In horizontal relationships, non-compete clauses may constitute a form of market sharing agreement. Sometimes referred to as non-aggression pacts, in which competitors mutually agree not to compete with each other or commit not to solicit their respective clienteles, non-compete clauses must be limited in time and space and remain proportionate to the function they perform. Otherwise, as market-sharing agreements, which are considered particularly harmful by the Competition Authority, such clauses may be considered as restrictions by object.
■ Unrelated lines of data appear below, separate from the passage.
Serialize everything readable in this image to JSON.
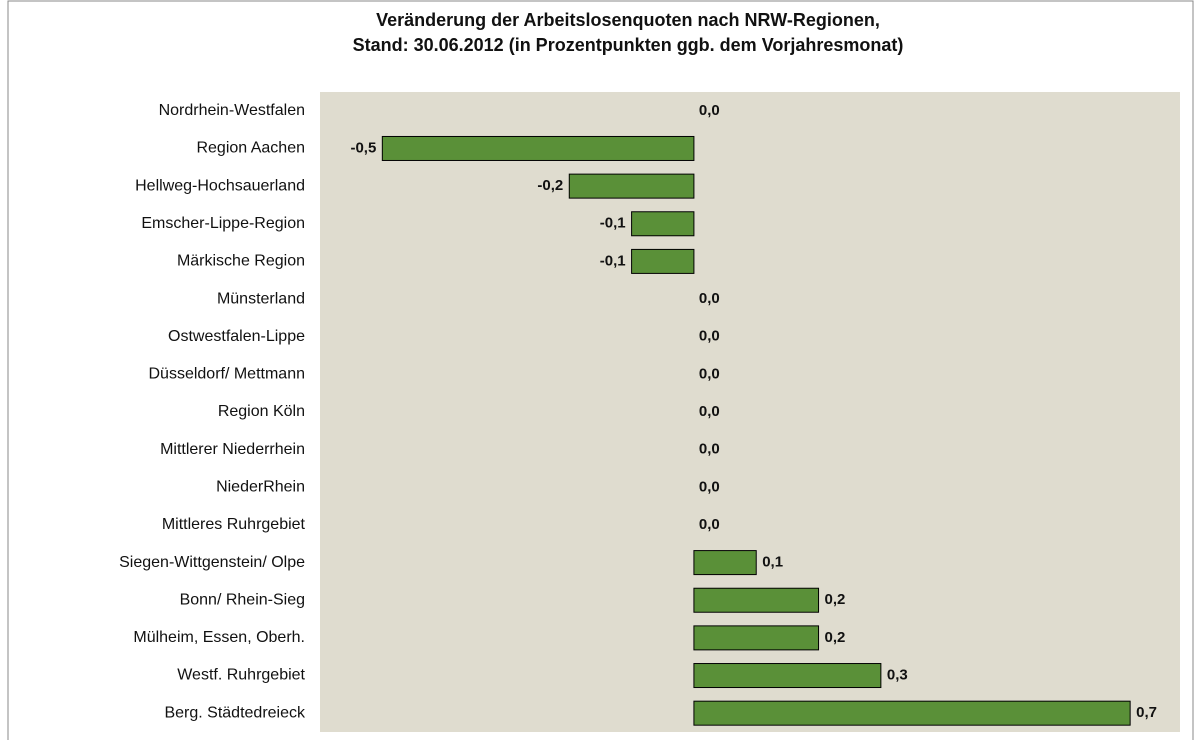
{
  "chart_data": {
    "type": "barh",
    "title": [
      "Veränderung der Arbeitslosenquoten nach NRW-Regionen,",
      "Stand: 30.06.2012 (in Prozentpunkten ggb. dem Vorjahresmonat)"
    ],
    "categories": [
      "Nordrhein-Westfalen",
      "Region Aachen",
      "Hellweg-Hochsauerland",
      "Emscher-Lippe-Region",
      "Märkische Region",
      "Münsterland",
      "Ostwestfalen-Lippe",
      "Düsseldorf/ Mettmann",
      "Region Köln",
      "Mittlerer Niederrhein",
      "NiederRhein",
      "Mittleres Ruhrgebiet",
      "Siegen-Wittgenstein/ Olpe",
      "Bonn/ Rhein-Sieg",
      "Mülheim, Essen, Oberh.",
      "Westf. Ruhrgebiet",
      "Berg. Städtedreieck"
    ],
    "values": [
      0,
      -0.5,
      -0.2,
      -0.1,
      -0.1,
      0,
      0,
      0,
      0,
      0,
      0,
      0,
      0.1,
      0.2,
      0.2,
      0.3,
      0.7
    ],
    "value_labels": [
      "0,0",
      "-0,5",
      "-0,2",
      "-0,1",
      "-0,1",
      "0,0",
      "0,0",
      "0,0",
      "0,0",
      "0,0",
      "0,0",
      "0,0",
      "0,1",
      "0,2",
      "0,2",
      "0,3",
      "0,7"
    ],
    "color": "#5a9038",
    "xlim": [
      -0.6,
      0.78
    ]
  }
}
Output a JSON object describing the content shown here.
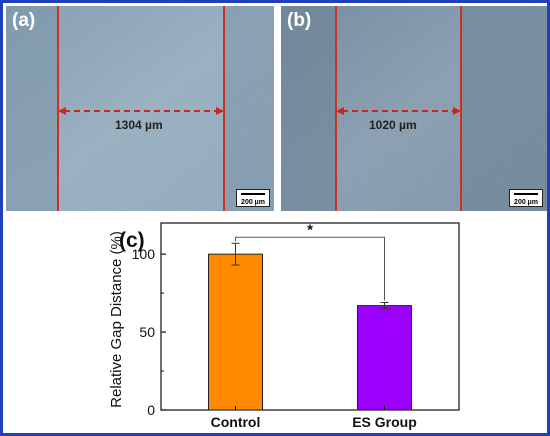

In vertical relationships, post-contractual non-compete clauses can be found in exclusive distribution agreements, but also, and more commonly, in franchise agreements. Non-compete clauses are inherent to franchising insofar as they ensure the protection of know-how, which should only benefit the members of the network, and give the franchisor time to reintegrate a franchisee in the area concerned. However, such clauses must remain proportionate to the objective pursued: the protection of the network’s know-how, identity and reputation. To be valid, they must be limited in time and space. While French law authorizes clauses with a duration of two years and covering relatively wide geographical areas, when EU law is deemed applicable, their duration must be limited to one year and their scope to the premises where the activity was carried out.

Although the issue has given rise to considerable controversy, the French case law upholds non-reaffiliation clauses prohibiting the former franchisee from directly or indirectly joining a franchise network or a similar distribution network for a period of two to three years in the franchise territory. However, the legitimacy of such clauses would appear to be highly questionable in light of the Vertical Restraints Regulation.